En pleine redéfinition de la souveraineté sanitaire africaine, le Maroc s’impose comme un partenaire de référence. Portée par des infrastructures en essor et une volonté politique affirmée, son expertise séduit jusque dans les laboratoires de Kinshasa.

« Le Maroc est en avance sur beaucoup de pays africains. Sous l’impulsion du roi, vous avez pris en main ce principe de souveraineté nationale dans le secteur de la santé », observe le professeur Jean-Jacques Muyembe, directeur général de l’Institut national de recherche biomédicale (INRB) en République démocratique du Congo, et virologue mondialement reconnu pour avoir co-découvert le virus Ebola en 1976.

Preuve de cette reconnaissance, l’INRB a été chargé de valider les tests Covid développés au Maroc : d’abord les PCR, puis les tests rapides. « Ce sont des exemples concrets de coopération Sud-Sud. Nous partageons les mêmes défis et devons trouver ensemble les solutions », insiste Muyembe.

Cette collaboration s’inscrit dans une dynamique plus large de régionalisation de la santé. Si la pandémie a révélé les carences du continent en matière de réactifs, de médicaments ou de vaccins, elle a aussi accéléré une prise de conscience collective. « Pendant le Covid, tout devait venir de Chine ou d’Europe. Or, dans les grandes pandémies, chacun garde ses stocks pour soi. C’est pourquoi l’Afrique doit se doter de ses propres capacités de production. »

Du Nord au Sud

Cette exigence d’autonomie s’accompagne d’un changement profond dans les schémas de coopération. « Habituellement, nos échanges étaient tournés vers le Nord, mais les priorités ne sont pas les mêmes. Aujourd’hui, nous avons besoin de partenariats Sud-Sud, avec des pays qui partagent nos réalités et nos urgences sanitaires », plaide Muyembe. Dans cette perspective, le Maroc incarne une alternative crédible, capable d’apporter un appui technique, industriel et réglementaire adapté aux besoins du continent.
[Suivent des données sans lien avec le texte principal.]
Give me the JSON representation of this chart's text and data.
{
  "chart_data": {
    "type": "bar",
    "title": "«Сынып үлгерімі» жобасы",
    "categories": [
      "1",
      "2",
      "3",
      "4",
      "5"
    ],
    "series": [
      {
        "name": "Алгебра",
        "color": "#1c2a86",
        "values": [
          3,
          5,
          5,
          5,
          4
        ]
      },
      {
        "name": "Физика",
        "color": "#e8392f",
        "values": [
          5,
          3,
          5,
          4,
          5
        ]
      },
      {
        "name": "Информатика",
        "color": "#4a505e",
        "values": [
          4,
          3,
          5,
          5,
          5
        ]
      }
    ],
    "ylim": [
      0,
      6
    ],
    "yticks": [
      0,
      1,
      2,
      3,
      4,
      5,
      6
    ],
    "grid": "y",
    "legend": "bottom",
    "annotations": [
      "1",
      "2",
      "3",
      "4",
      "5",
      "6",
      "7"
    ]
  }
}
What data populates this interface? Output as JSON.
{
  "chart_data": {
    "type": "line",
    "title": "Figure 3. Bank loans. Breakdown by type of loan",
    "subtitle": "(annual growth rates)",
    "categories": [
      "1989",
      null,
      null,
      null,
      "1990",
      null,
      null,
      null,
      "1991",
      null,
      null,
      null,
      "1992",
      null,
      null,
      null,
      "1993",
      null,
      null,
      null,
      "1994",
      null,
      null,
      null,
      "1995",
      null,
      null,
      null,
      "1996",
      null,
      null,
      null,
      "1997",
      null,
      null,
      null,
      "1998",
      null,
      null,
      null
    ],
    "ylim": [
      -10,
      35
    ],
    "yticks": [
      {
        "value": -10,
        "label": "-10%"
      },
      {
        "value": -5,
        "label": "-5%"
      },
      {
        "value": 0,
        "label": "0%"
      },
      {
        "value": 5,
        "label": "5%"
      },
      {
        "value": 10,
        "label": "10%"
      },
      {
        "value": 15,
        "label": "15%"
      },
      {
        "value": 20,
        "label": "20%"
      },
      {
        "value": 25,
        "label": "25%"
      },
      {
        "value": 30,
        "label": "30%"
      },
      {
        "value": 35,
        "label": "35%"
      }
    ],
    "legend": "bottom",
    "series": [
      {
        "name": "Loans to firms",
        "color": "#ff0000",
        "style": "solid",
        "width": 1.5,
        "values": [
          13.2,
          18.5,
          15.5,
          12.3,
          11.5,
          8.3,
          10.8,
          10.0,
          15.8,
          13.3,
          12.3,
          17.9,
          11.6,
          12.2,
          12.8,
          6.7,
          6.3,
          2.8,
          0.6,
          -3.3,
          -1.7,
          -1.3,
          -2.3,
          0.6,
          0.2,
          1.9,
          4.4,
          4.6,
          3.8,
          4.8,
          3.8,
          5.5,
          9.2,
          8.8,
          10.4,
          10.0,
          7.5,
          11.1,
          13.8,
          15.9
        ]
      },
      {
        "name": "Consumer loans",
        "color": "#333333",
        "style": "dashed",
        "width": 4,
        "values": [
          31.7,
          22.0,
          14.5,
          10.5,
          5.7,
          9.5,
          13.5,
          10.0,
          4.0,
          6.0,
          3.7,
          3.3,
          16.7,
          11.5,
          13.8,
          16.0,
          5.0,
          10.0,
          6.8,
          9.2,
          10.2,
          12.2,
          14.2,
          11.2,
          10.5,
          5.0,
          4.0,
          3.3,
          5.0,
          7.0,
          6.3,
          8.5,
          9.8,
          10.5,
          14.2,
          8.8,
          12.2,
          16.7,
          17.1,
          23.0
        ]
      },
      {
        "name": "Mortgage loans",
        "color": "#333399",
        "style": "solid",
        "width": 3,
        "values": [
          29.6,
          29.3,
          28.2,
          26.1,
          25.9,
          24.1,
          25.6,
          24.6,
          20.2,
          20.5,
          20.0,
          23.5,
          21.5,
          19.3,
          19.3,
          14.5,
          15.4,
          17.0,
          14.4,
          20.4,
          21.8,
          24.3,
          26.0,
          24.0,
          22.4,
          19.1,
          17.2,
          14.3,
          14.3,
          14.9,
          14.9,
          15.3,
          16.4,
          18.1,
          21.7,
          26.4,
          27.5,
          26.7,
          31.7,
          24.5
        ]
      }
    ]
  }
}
Pour les laboratoires africains, l’intérêt est double : bénéficier de solutions diagnostiques développées localement et accélérer leur déploiement en cas de crise. « Grâce aux technologies acquises durant la pandémie, nous pourrons désormais adapter rapidement des tests pour de futures maladies, qu’il s’agisse d’antigènes ou d’acides nucléiques », explique-t-il. L’objectif : ne plus subir les pandémies, mais y répondre efficacement avec des moyens endogènes.

La production locale de vaccins et de traitements fait également partie de cette ambition. L’idée d’un écosystème de santé intégré, reposant sur des hubs régionaux interconnectés, gagne ainsi du terrain. Et le Maroc, avec ses capacités industrielles et sa stabilité réglementaire, apparaît comme une pièce maîtresse de ce puzzle sanitaire panafricain.